Would you run from your burning house even if you had to spend the next two weeks in a New York subway car and then face an America on the outside roughly the equivalent of life in the mid-19th century, that is, without running water or indoor plumbing? That’s the sort of shelter Dolly Parton grew up in back in Tennessee and she survived quite well.
The reason we are asking all these hypothetical questions is that our government has falsely assumed that we would all prefer to die than to survive a nuclear attack. Those who would choose a hard life rather than death have NOT even been given a fighting chance to survive.
Other governments, on the other hand, have given their citizens protection against nuclear war. Switzerland, Sweden, Communist China, and the Soviet Union all have extensive shelter systems into which their people can go in the event of attack.

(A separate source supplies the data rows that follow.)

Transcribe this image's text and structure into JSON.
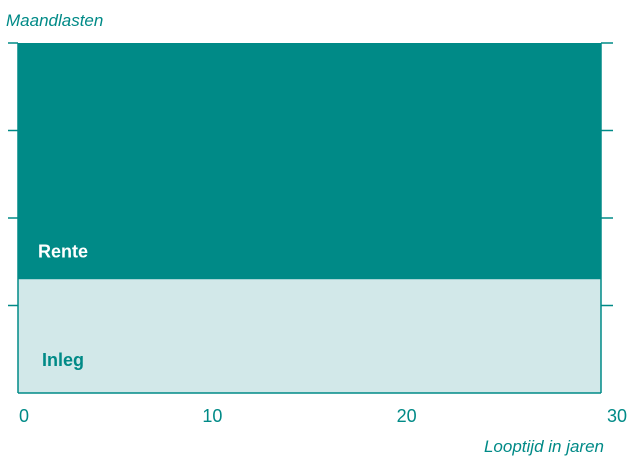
{
  "chart_data": {
    "type": "area",
    "stacked": true,
    "ylabel": "Maandlasten",
    "xlabel": "Looptijd in jaren",
    "x": [
      0,
      30
    ],
    "xlim": [
      0,
      30
    ],
    "xticks": [
      0,
      10,
      20,
      30
    ],
    "ylim": [
      0,
      4
    ],
    "yticks": [
      0,
      1,
      2,
      3,
      4
    ],
    "grid": false,
    "series": [
      {
        "name": "Inleg",
        "values": [
          1.3,
          1.3
        ],
        "color": "#d2e8e9",
        "label_color": "#008a87"
      },
      {
        "name": "Rente",
        "values": [
          2.7,
          2.7
        ],
        "color": "#008a87",
        "label_color": "#ffffff"
      }
    ],
    "axis_color": "#008a87",
    "text_color": "#008a87"
  }
}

The authors of a new paperback book called “Fighting Chance” are asking the question, if they can do it, why can’t we? Why doesn’t the U.S. Government give us a fighting chance to survive a nuclear war?
In a breezy, colloquial style, authors Dr. Arthur Robinson and Dr. Gary North present an intriguing plan. Our government could buy mass-produced, highly-resistant shelters and install them ten feet underground all over the country at an average cost of $200 per person. An additional $100 per person would provide needed supplies for survival during the year after a nuclear attack.
Is this costly? Yes, but with the federal budget now at $1 trillion, what’s more important than saving the lives of American citizens?
Robinson and North propose the mass production of shelters about as comfortable as a New York subway car. Spending a week or two in a crowded subway car isn’t anybody’s idea of a vacation, but it sure beats burning in a nuclear attack. The goal is survival, not comfort.
Each shelter would hold 150 people. Each person would occupy about 2.3 square feet of floor and 21 cubic feet of space. That’s about the same as the Germans had in their bunkers during World War II. They survived and lived to rebuild their country after it was devastated by firebombs.
This amount of space per person is one-half the standard for Soviet and Swedish shelters. For an additional $50 per person, our shelters could be as comfortable as theirs.
The authors propose that we build these shelters over a two-year period, starting with shelters for the 55 million children in schools and colleges. Students are more concentrated, the space is readily available, and it would be easiest to shelter this quarter of our population. The best places to build shelters for adults would be neighborhood parks, parking lots, office buildings, and stores.
Is it the government’s responsibility to build shelters for us? The government builds street lights and roads, gives police protection, and maintains an army and navy, and it should be just as important to provide shelter for civilians against enemy attack.
The opponents of a civil defense system say that it’s too expensive. But the Red Chinese, who are some of the poorest people on earth, have built a tunnel system better and more expensive than the Robinson-North proposal. If the poverty-stricken Chinese can afford it, it is obvious that we can.
The Robinson-North proposal is a practical plan to provide shelter against nuclear war for 90 percent of our population, thereby making civilians undesirable targets for any enemy attack. This would convince the Soviets that we are determined to survive. That is the best way to discourage them from trying it.
On the other hand, the best way to encourage a nuclear attack or nuclear blackmail, or both, is to let the Soviets believe we do not even have a fighting chance to survive it.
A civil defense shelter program has one major drawback. It won’t protect us if it isn’t built.